Illustration by Ben Wade

Editorial Board

A news report by the Kentucky Kernel showed that UK’s sororities and fraternities — other than the Divine 9 traditionally black Greek organizations — lack minority representation.

The report showed that Greek organizations are diversifying slower than the rest of campus, and there is a need for improvement within fraternities and sororities. 

But with only 8 percent of UK’s population being African-American, and historically black Greek groups being possibly more appealing for minorities, it makes sense that they are few in number in Panhellenic and Interfraternal Council fraternities and sororities. But what about other minorities? 

The percentage of Asians in Greek life has doubled since 2006, going from 1 percent to 2 percent. There is no all-inclusive or historically Asian fraternity on UK’s campus. And there aren’t many sororities serving the Arab or Hispanic women at UK. 

It is the responsibility of our Greeks to become more inclusive and diversify these organizations. However, the heavy hands of responsibility don’t only fall on the shoulders of fraternities and sororities. There is a lack of minority representation in several of UK’s largest organizations and groups. 

Even at the Kentucky Kernel, only two people on editorial staff are minorities. So what does this say about inclusivity on campus? Last semester, two dozen black students brought a list of issues to President Eli Capilouto, and UK administration has addressed diversity issues including concerns about the mural in Memorial Hall. 

Even with these problems addressed, a survey done by the Black Graduate and Professional Student Association showed that a large number of respondents said they do not feel comfortable on campus. But is not feeling involved mainly a race issue? 

There seems to be a bigger factor. It could be that no matter how diverse the campus becomes, certain minorities and majorities don’t consistently interact with each other because they don’t attend the same events. 

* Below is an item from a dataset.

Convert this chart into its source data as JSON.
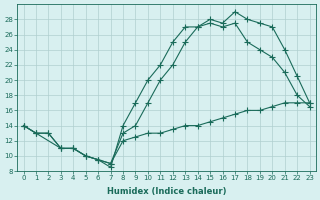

Seeing as the Greek community is so important at UK, it would make the most sense for them to take steps to not just diversify their houses, but to work together. 

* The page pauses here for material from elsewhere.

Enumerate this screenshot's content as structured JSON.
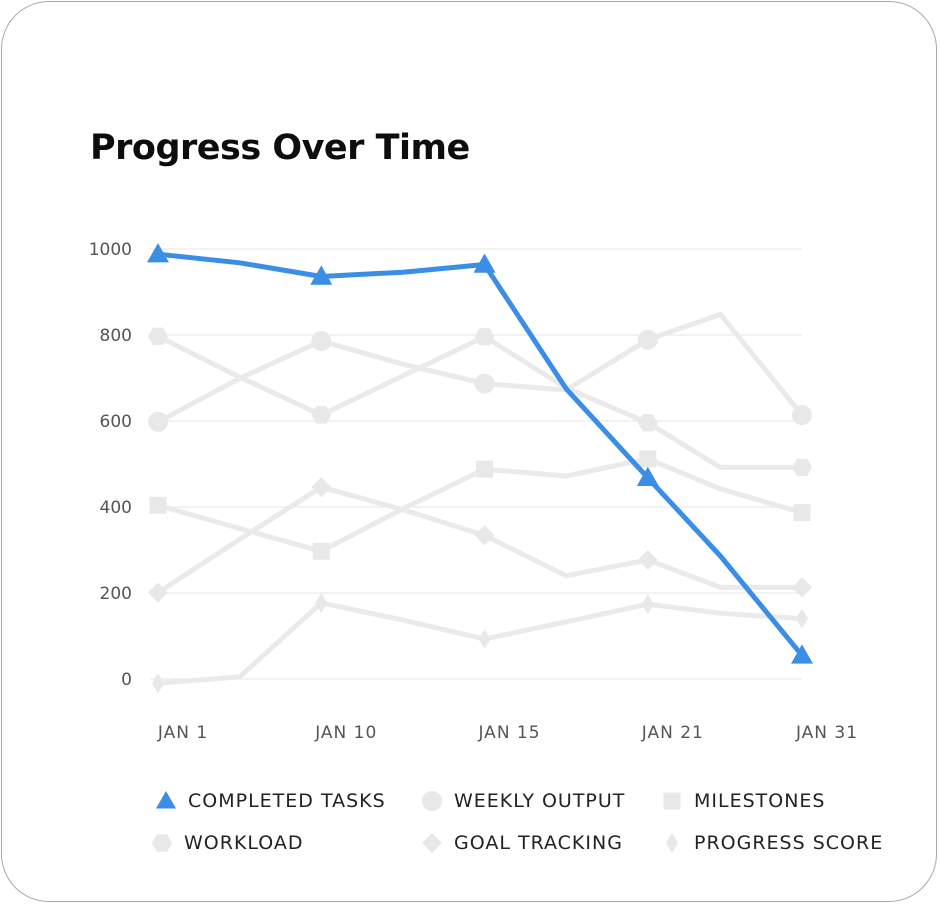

Why, when there is a “Greek” event on campus, are not all Greeks represented? This isn’t about participation or interest level. This is about working together. It will take every Panhellenic, IFC, UGC, and NPHC group to create an environment that is welcoming. Their influence can help all campus feel more inclusive.

It should be a goal of all students to communicate with someone different from them. College is a learning environment, but no one ever said that learning should only be an academic adventure. We have a rare opportunity on campus to gain cultural knowledge and sensitivity from people who are our peers.

While diverse Greek organizations are vital to the success of their students, it isn’t as important as communication between all fraternities and sororities. From mixed events, encouraging support through crossover attendance, and reaching out to all corners of the university, Greek organizations have the power to change UK.